Gracze Diablo 2 Resurrected skarżą się na ciągłe problemy z serwerami i brakiem zapisu postępów w grze. Blizzard postanowił wyjaśnić dlaczego tak się dzieje. I nie są to dobre wieści.
Na oficjalnym forum Blizzard tłumaczy, dlaczego Diablo 2 Resurrected sprawia problemy. Po pierwsze chodzi o ogromną popularność gry i dużą liczbę graczy logujących się na serwery. To już samo w sobie stanowi duże wyzwanie dla infrastruktury.
Jednak największy problem to sama gra. Diablo 2 Resurrected bazuje na oryginalnym kodzie z 2000 roku. Tworzenie postaci, dołączanie do gry, weryfikacja danych postaci, filtrowanie listy gier, weryfikowanie stanu serwerów i wiele innych rzeczy pozostały bez zmian.
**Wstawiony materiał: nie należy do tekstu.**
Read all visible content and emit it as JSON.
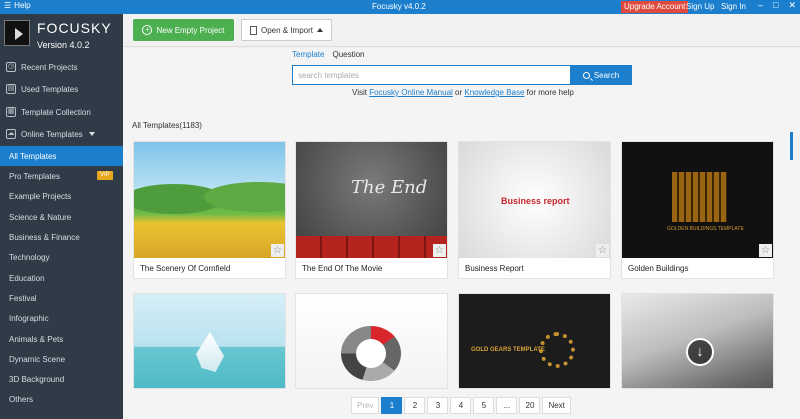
{
  "titlebar": {
    "help": "Help",
    "title": "Focusky v4.0.2",
    "upgrade": "Upgrade Account",
    "signup": "Sign Up",
    "signin": "Sign In"
  },
  "sidebar": {
    "brand": "FOCUSKY",
    "version": "Version 4.0.2",
    "items": [
      {
        "label": "Recent Projects",
        "icon": "clock-icon"
      },
      {
        "label": "Used Templates",
        "icon": "template-icon"
      },
      {
        "label": "Template Collection",
        "icon": "collection-icon"
      },
      {
        "label": "Online Templates",
        "icon": "cloud-icon"
      }
    ],
    "subitems": [
      {
        "label": "All Templates"
      },
      {
        "label": "Pro Templates"
      },
      {
        "label": "Example Projects"
      },
      {
        "label": "Science & Nature"
      },
      {
        "label": "Business & Finance"
      },
      {
        "label": "Technology"
      },
      {
        "label": "Education"
      },
      {
        "label": "Festival"
      },
      {
        "label": "Infographic"
      },
      {
        "label": "Animals & Pets"
      },
      {
        "label": "Dynamic Scene"
      },
      {
        "label": "3D Background"
      },
      {
        "label": "Others"
      }
    ],
    "vip": "VIP"
  },
  "toolbar": {
    "new_label": "New Empty Project",
    "open_label": "Open & Import"
  },
  "search": {
    "tab_template": "Template",
    "tab_question": "Question",
    "placeholder": "search templates",
    "button": "Search",
    "visit": "Visit",
    "manual": "Focusky Online Manual",
    "or": "or",
    "kb": "Knowledge Base",
    "more": "for more help"
  },
  "section_title": "All Templates(1183)",
  "cards": [
    {
      "caption": "The Scenery Of Cornfield"
    },
    {
      "caption": "The End Of The Movie",
      "thumb_text": "The End"
    },
    {
      "caption": "Business Report",
      "thumb_text": "Business report"
    },
    {
      "caption": "Golden Buildings",
      "thumb_text": "GOLDEN BUILDINGS TEMPLATE"
    },
    {
      "caption": ""
    },
    {
      "caption": ""
    },
    {
      "caption": "",
      "thumb_text": "GOLD GEARS TEMPLATE"
    },
    {
      "caption": ""
    }
  ],
  "pager": [
    "Prev",
    "1",
    "2",
    "3",
    "4",
    "5",
    "...",
    "20",
    "Next"
  ],
  "colors": {
    "accent": "#1b7fce",
    "sidebar": "#2f3b46",
    "green": "#4caf50",
    "upgrade": "#e04a3d"
  }
}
Sam w sobie kod nie jest zły, tylko przez ostatnie 20 lat wiele się zmieniło w przyzwyczajeniach graczy.
Zobacz: FIFA jednak nie zmieni nazwy
Jako przykład Blizzard wskazał zakładanie ciągle nowych lobby, by restartować świat gry i tworzyć kolejne speedruny (mefruny, ballruny, diabloruny czy tristruny). Wszystko to przeciąża serwery i powoduje ich awarię, a reset w złym momencie może skasować także postać.
Blizzard planuje wprowadzenie nowych rozwiązań, które mają poprawić sytuację. Niektóre będą tymczasowe, jak limit tworzenia nowych gier oraz wprowadzanie kolejek na serwery, by gracze nie zalewali serwera w jednym momencie.
Długofalowym rozwiązaniem problemu ma być podzielenie niektórych usług na mniejsze systemy, by lepiej optymalizować obciążenie serwerów. Jednak potrzeba na to czasu, zwłaszcza, że będzie wymagało modyfikacji 20-letniego kodu. Blizzard ostrzega, że problemy mogą jeszcze potrwać.